Как скучно глазеть в окно,
занудой прослыть, ботаничкой
под тридцать смешно и грешно.
А Китти! Кудрявая Китти
умеет себя подать —
так гвоздиком режет по нервам
стеклянным, что слез не сдержать.
Все продано – аж до ребер
последний бутончик завял,
мадеры бокал последний
зачахнет среди одеял,.
и в сон, в дурь замызганной гари,
среди серпантинных змей,
оплетших бордельный виварий
восторгом заезжих друзей.
Захожу в кафе гладиаторов —
море страстей!
Адреналин экватора
под хвостами русалок – блядей.
В море хмельной химеры
запросто не увлечь,
лезвием гордой секиры
смету взгляды липкие с плеч.
Факи ваши, ухмылки не вышки,
прямо в лоб – не расстрел,
обожаю в такие минуты
роковой беспредел,
чтоб в запредельность проклятую,
как в раковину дышать,
моря волну толстопятую
на серфинге обгонять.
Где длинные волны не замкнуты в трели цикад,
где маленький парус безумная буря стирает,
там чокнутый книжник очки потерял и навряд
найдет их в продутом штормами обветренном крае.

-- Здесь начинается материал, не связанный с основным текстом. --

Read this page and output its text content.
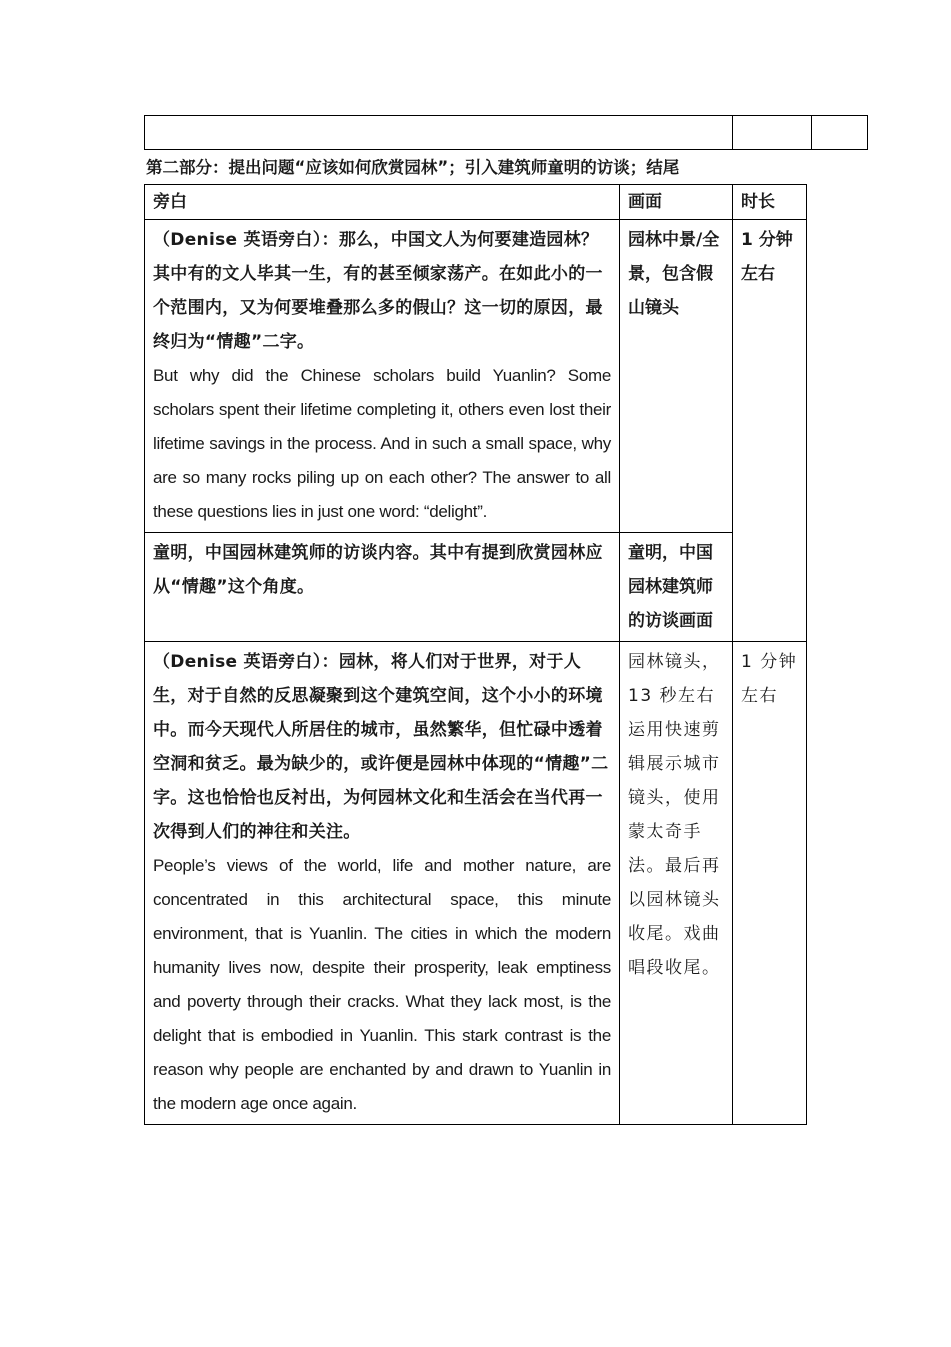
第二部分：提出问题“应该如何欣赏园林”；引入建筑师童明的访谈；结尾
旁白	画面	时长

（Denise 英语旁白）：那么，中国文人为何要建造园林？其中有的文人毕其一生，有的甚至倾家荡产。在如此小的一个范围内，又为何要堆叠那么多的假山？这一切的原因，最终归为“情趣”二字。
But why did the Chinese scholars build Yuanlin? Some scholars spent their lifetime completing it, others even lost their lifetime savings in the process. And in such a small space, why are so many rocks piling up on each other? The answer to all these questions lies in just one word: “delight”.	园林中景/全景，包含假山镜头	1 分钟左右

童明，中国园林建筑师的访谈内容。其中有提到欣赏园林应从“情趣”这个角度。	童明，中国园林建筑师的访谈画面	

（Denise 英语旁白）：园林，将人们对于世界，对于人生，对于自然的反思凝聚到这个建筑空间，这个小小的环境中。而今天现代人所居住的城市，虽然繁华，但忙碌中透着空洞和贫乏。最为缺少的，或许便是园林中体现的“情趣”二字。这也恰恰也反衬出，为何园林文化和生活会在当代再一次得到人们的神往和关注。
People’s views of the world, life and mother nature, are concentrated in this architectural space, this minute environment, that is Yuanlin. The cities in which the modern humanity lives now, despite their prosperity, leak emptiness and poverty through their cracks. What they lack most, is the delight that is embodied in Yuanlin. This stark contrast is the reason why people are enchanted by and drawn to Yuanlin in the modern age once again.	园林镜头，13 秒左右运用快速剪辑展示城市镜头，使用蒙太奇手法。最后再以园林镜头收尾。戏曲唱段收尾。	1 分钟左右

Он будет по заводи сонной напрасно блуждать
и пальцы совать под каменья в клешни и чужие заначки,
и будут русалки шальные над ним хохотать
в предчувствии скорой мучительной муторной качки.
Волна уже близко, решительна гиблая мгла,
слепец не заметит сплошной глухоты наваждения.
Шнурок и кусачки в кармане… Да только добыча ушла,
сбежала, вопя о высокой волны приближении.
Он слеп, злой душитель русалок, насмешливых шлюх.
Он здесь утопил и Лили, и Жоан, и Терезу.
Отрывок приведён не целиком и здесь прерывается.